09-23-2018  9:52 am      •     
Rachelle Dixon
By Christen McCurdy | The Skanner News
Published: 28 June 2018

When Rachelle Dixon spoke to The Skanner last May, she was optimistic.

In January of 2017 Dixon began a two-year term as vice chair 1 of district 50 of the Multnomah County Democrats, being one of two African American women to have ever held an executive position for the local party. (The first, former chair Lakeitha Elliott, resigned in 2013.)

“Eighteen months ago, I was uber positive and excited,” Dixon told The Skanner last week. “Now I’m energized but I’m not as optimistic.”

Dixon, a Pacific Northwest native who worked on John Kerry’s political action committee and two campaigns for former president Barack Obama before returning to the Northwest, wants to see the local party focus on more issues of importance to people of color, women, LGBTQ communities and the other stakeholders who have made up the Democratic voting base for the last several decades. She’s advocated for the party to write resolutions in support of issues that matter to stakeholders, such as addressing the backlog of untested rape kits that have made local headlines in recent years – or maternity pay, equal pay or reproductive rights.

She contends the party has done a poor job of reaching out to stakeholder groups – including minority groups, but also younger Democrats -- and of keeping them in the room when they do show up.

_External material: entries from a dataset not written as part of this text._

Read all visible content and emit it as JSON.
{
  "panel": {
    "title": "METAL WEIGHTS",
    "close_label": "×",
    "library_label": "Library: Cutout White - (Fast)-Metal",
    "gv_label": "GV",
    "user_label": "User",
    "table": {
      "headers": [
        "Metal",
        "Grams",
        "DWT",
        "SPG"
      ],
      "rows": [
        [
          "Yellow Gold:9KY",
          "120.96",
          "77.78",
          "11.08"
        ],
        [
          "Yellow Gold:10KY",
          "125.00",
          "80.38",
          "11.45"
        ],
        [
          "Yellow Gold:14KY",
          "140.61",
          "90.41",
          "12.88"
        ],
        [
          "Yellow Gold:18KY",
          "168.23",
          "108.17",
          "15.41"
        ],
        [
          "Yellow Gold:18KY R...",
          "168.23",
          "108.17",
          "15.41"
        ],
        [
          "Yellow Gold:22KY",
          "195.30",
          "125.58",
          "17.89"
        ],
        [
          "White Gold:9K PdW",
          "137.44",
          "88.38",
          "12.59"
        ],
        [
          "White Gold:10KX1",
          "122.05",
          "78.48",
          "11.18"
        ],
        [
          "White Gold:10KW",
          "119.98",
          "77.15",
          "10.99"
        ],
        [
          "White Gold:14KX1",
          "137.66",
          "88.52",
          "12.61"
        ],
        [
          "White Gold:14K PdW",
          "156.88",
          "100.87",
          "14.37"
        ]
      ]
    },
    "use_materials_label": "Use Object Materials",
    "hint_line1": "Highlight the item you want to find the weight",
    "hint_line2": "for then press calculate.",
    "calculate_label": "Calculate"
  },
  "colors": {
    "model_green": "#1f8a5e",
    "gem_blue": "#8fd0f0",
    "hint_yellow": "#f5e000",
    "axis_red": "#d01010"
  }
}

Last fall Dixon formed a race-informed social justice committee, which, she said, was very productive in coming up with ideas – but found they were often drowned out by people explaining why those ideas wouldn’t work. Often, people of color who came to attend meetings were too discouraged to come back, she said.

“This kind of allyship eventually drives people away,” Dixon said.

She was also critical of the organization’s emphasis on addressing racial justice issues with education or awareness-raising sessions. While it’s important to know, for example, Oregon’s racist history, those events duplicate the diversity training being done at recurring events like Race Talks or the diversity training sessions led by local activist Cameron Whitten. A political party should emphasize policy.

“There’s so many people in our city who are under siege, and the answer can’t be to study their pain,” Dixon said.

Dixon’s term is up in January 2019. She intends to finish her term, and keep fighting and organizing. She hopes to see the Multnomah County Democrats engage the community more actively, by attending and recruiting for members at multicultural festivals, getting the party’s documents translated into languages other than English.

She also hopes to see larger numbers of people color coming to meetings to shift the dynamic. She believed the Democratic party can still be a “big-tent community” whose demographics reflect those of Multnomah County as a whole.

“When I look back, I want to be able to say I moved those issues along,” Dixon said. “This is not an academic issue for me. It’s not something I can turn off.”